Mission accomplished. Correction. Almost accomplished. Step Two? Assist the murderer's escape.

Grijpstra ran about, thrashing through ferns and tall weeds. He yelled De Gier's name. De Gier showed up. De Gier was also yelling. "Hey!"

Grijpstra said no, he was not crazy. Come and look what he'd found.

They entered the tunnel. Grijpstra's flashlight shone brightly.

They exited the tunnel. De Gier staggered across the beach before vomiting between rocks covered with slimy seaweed.

"Yes," de Gier said.

"Lorraine?"

"Lorraine," de Gier said. He almost fell into Grijpstra's arms. "You know?"

"What?"

"You know," de Gier said, "I was sure I didn't do this. I thought it was something cooked up to hurt me." He turned, bent down again, splashed water on his face. "I was being clever. I thought I had reached an important point in my training, that I didn't have time to deal with people holding me back.

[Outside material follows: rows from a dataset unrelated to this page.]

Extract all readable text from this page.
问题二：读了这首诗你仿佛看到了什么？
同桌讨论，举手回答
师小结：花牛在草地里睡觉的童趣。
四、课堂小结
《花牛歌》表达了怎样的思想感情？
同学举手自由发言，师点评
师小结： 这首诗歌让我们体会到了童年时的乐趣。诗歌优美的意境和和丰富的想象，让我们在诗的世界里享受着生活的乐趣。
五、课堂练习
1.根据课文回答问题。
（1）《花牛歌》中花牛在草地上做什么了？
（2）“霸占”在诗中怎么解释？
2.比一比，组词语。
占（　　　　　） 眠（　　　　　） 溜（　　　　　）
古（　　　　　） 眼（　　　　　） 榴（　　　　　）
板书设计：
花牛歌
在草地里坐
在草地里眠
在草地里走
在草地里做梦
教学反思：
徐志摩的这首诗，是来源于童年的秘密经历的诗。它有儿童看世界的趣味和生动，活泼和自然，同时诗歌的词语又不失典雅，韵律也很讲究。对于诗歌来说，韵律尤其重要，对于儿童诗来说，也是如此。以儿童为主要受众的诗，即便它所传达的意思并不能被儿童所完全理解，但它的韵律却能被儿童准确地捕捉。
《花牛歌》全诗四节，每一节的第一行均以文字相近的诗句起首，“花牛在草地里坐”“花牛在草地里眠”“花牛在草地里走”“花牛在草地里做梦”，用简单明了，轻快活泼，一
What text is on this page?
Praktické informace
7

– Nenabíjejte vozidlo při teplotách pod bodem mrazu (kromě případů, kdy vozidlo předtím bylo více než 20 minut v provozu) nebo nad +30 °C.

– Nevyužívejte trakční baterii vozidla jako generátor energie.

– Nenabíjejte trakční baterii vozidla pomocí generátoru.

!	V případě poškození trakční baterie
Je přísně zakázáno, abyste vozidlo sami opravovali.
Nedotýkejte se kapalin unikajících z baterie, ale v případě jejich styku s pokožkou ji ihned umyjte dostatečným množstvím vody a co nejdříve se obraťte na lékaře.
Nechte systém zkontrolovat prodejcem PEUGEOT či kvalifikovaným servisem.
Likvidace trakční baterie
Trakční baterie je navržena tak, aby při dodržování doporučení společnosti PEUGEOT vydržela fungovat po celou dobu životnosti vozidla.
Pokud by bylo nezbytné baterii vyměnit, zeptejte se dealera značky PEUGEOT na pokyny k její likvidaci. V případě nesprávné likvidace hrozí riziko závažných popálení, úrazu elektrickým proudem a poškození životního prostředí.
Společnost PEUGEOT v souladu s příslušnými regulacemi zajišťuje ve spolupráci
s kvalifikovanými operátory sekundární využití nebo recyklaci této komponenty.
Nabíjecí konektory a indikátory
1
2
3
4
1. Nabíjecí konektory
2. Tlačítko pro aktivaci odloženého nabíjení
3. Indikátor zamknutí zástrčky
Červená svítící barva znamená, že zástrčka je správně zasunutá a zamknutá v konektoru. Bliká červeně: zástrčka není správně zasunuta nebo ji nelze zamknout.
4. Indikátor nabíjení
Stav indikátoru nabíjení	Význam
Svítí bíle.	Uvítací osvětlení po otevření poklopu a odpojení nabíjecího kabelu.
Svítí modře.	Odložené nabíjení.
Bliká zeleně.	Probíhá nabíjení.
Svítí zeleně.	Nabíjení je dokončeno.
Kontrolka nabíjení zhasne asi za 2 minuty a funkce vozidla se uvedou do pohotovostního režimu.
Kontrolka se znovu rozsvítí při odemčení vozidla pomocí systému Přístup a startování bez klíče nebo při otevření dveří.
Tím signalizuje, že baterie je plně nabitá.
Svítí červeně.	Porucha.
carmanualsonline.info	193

So I got you to take care of it while I carried on regardless."

"Right," Grijpstra said kindly. "Prince Holy quests while Flatfoot slogs."

De Gier breathed deeply. "You think I'm an asshole."

"Oh yes," Grijpstra said kindly.

"There was more," de Gier said. "I missed you. I thought it would be nice to show you what I was doing here." He grimaced sadly. "As you said, Henk: showing off to Older Brother." De Gier pointed at the tunnel. "So I did kill her after all. I was too drunk to remember."

The incoming tide had almost floated the dinghy that Grijpstra had left on the beach. De Gier boarded it nimbly. Grijpstra wanted to get in too but the dinghy, forced into sudden speed by de Gier's powerful oar strokes, slipped from under Grijpstra's hands.

Grijpstra watched the dinghy get smaller as it left the channel between the islands, then reach the open ocean, an immense flat expanse, where it became a dot, then nothing.